Seit 2004/9 beschäftige ich mich  mit dem Thema traumatischer Kurverschickungen.

2004 schrieb ich unter dem Titel: „Tante Anneliese“ in der Literaturzeitschrift „Risse“ (Heft 13, S.47/2004) einen literarischen Beitrag zu meinen traumatischen Erinnerungen an eine der Tanten mit Namen: Tante Anneliese. Im Sommer 2009 habe ich einen weiteren Text zu diesem Thema in der Zeitung junge welt veröffentlicht (9.9.2009, S.13). Daraufhin bekam ich Hunderte von Zuschriften mit bestätigenden Berichten. Seitdem haben sich weitere Berichte von Betroffenenberichten als Kommentare auf meiner Seite angesammelt, zu denen ich seit 2016 Kontakt suchte. Im Sommer 2019 bekam ich eine Bundes-Drucksache in die Hände, aus der hervorgeht, dass es 839 solcher Kindererholungsheime und -heilstätten gab, mit ca. 57.000 Betten Kapazität, die 6-wöchig neu belegt wurden. Später fanden wir in einem historischen Buch von 1964, 1143 solcher Heime aufgelistet. Nach neusten Erkenntnissen sind es wahrscheinlich noch um 20 % mehr.

Ich habe mit Mitstreitern 2019 am 2.11.19 den Verein „Aufarbeitung und Erforschung Kinderverschickung e.V.“ gegründet (Berlin Charlottenburg, Amtsgericht 2.7.20) und anschließend auf Sylt einen ersten Kongress zum Thema organisiert, mit 80 Betroffenen haben wir dort die bundesweit aufgestellte „Initiative Verschickungskinder“ ins Leben gerufen, sowie dem Forschungs-Verein AEKV e.V. einen Auftrag zur Aufarbeitung in Form der Sylter Erklärung gegeben. Weitere WissenschaftlerInnen haben sich uns angeschlossen.

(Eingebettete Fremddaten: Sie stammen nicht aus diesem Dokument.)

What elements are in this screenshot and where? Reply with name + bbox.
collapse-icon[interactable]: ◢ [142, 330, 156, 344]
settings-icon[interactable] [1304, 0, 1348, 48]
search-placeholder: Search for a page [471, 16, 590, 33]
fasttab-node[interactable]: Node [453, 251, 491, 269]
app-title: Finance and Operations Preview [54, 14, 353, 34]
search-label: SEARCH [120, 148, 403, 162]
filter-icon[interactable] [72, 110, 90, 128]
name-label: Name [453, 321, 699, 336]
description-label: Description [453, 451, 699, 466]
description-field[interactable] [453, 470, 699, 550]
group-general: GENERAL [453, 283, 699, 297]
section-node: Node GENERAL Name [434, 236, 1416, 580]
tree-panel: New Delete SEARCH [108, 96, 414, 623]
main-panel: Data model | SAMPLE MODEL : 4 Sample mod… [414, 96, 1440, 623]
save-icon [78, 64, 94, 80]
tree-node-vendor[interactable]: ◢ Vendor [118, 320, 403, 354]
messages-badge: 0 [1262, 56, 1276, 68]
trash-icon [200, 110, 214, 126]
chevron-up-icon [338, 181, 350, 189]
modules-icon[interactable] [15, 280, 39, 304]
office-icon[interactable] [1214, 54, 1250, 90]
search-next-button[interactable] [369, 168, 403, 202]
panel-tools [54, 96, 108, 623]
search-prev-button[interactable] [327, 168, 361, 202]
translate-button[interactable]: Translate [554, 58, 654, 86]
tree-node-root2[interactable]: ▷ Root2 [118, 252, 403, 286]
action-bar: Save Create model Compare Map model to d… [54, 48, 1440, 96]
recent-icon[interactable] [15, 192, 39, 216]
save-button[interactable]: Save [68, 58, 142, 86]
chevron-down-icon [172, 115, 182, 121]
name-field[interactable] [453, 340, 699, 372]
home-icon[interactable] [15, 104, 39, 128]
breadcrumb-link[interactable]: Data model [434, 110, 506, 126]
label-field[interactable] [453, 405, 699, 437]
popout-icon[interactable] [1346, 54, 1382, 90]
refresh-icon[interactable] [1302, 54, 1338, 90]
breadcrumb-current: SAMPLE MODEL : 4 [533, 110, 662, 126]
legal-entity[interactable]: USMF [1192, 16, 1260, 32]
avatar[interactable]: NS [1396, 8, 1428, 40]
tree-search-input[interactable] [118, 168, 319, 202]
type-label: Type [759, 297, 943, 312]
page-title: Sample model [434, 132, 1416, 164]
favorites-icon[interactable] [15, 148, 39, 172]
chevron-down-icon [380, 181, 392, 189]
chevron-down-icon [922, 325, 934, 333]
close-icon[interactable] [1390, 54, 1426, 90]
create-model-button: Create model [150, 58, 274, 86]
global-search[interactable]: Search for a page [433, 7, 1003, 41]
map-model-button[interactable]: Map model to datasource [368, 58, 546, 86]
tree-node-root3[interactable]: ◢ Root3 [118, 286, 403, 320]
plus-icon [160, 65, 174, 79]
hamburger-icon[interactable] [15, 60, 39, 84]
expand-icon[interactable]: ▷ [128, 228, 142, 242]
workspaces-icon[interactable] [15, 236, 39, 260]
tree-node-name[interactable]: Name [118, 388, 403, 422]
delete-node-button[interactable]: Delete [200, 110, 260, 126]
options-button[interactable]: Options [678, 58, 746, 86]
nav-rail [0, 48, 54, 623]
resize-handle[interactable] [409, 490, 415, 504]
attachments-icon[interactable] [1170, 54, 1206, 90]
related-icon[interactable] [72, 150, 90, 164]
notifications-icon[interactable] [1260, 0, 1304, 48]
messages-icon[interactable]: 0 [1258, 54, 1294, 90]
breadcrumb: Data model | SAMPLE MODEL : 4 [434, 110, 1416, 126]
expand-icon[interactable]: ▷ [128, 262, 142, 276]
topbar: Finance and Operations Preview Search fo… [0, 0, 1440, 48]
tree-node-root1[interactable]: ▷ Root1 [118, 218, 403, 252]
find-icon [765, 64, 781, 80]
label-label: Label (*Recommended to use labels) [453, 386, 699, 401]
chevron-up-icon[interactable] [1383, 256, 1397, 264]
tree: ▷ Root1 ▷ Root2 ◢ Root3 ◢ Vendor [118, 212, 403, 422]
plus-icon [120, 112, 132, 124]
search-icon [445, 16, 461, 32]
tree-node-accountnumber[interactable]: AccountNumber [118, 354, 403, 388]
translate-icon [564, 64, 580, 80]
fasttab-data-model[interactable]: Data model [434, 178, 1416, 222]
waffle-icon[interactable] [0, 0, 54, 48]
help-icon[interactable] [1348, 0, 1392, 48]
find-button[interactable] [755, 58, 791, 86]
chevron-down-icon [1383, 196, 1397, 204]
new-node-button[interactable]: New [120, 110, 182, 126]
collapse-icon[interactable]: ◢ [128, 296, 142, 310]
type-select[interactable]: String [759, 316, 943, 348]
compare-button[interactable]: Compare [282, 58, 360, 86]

Auch ein historisches Buch haben wir gefunden, in dem deutlich wurde, dass die angewandten pädagogischen Methoden systematisch Grausamkeit und Kälte propagierten.  Politiker aller Länder haben inzwischen das Leid der Verschickungskinder anerkannt.

Erste Träger haben mit Entschuldigungen reagiert. Das reicht aber nicht! Wir brauchen Unterstützung bei der persönlichen und öffentlichen Aufarbeitung! Die muss von Trägern und Politik in Bund und Ländern gleichermaßen geleistet werden. Dafür setzt sich die „ Initiative Verschickungskinder“ ein, die sich im November 2019 auf Sylt gegründet hat. Dieser Erfolg ist der unermüdlichen Arbeit vieler Betroffener zu verdanken. Danke an all diese Menschen!!!

Ein zweiter Kongress hat coronabedingt am 21.11.20 erfolgreich, als Videokonferenz mit über 150 Interessierten stattgefunden. Erste Recherchen liegen jetzt vor. Kongressbeiträge beider Kongresse können bei mir angefordert werden, auch hier. Der dritte Kongress hat auf Borkum im November 2021 erfolgreich stattgefunden.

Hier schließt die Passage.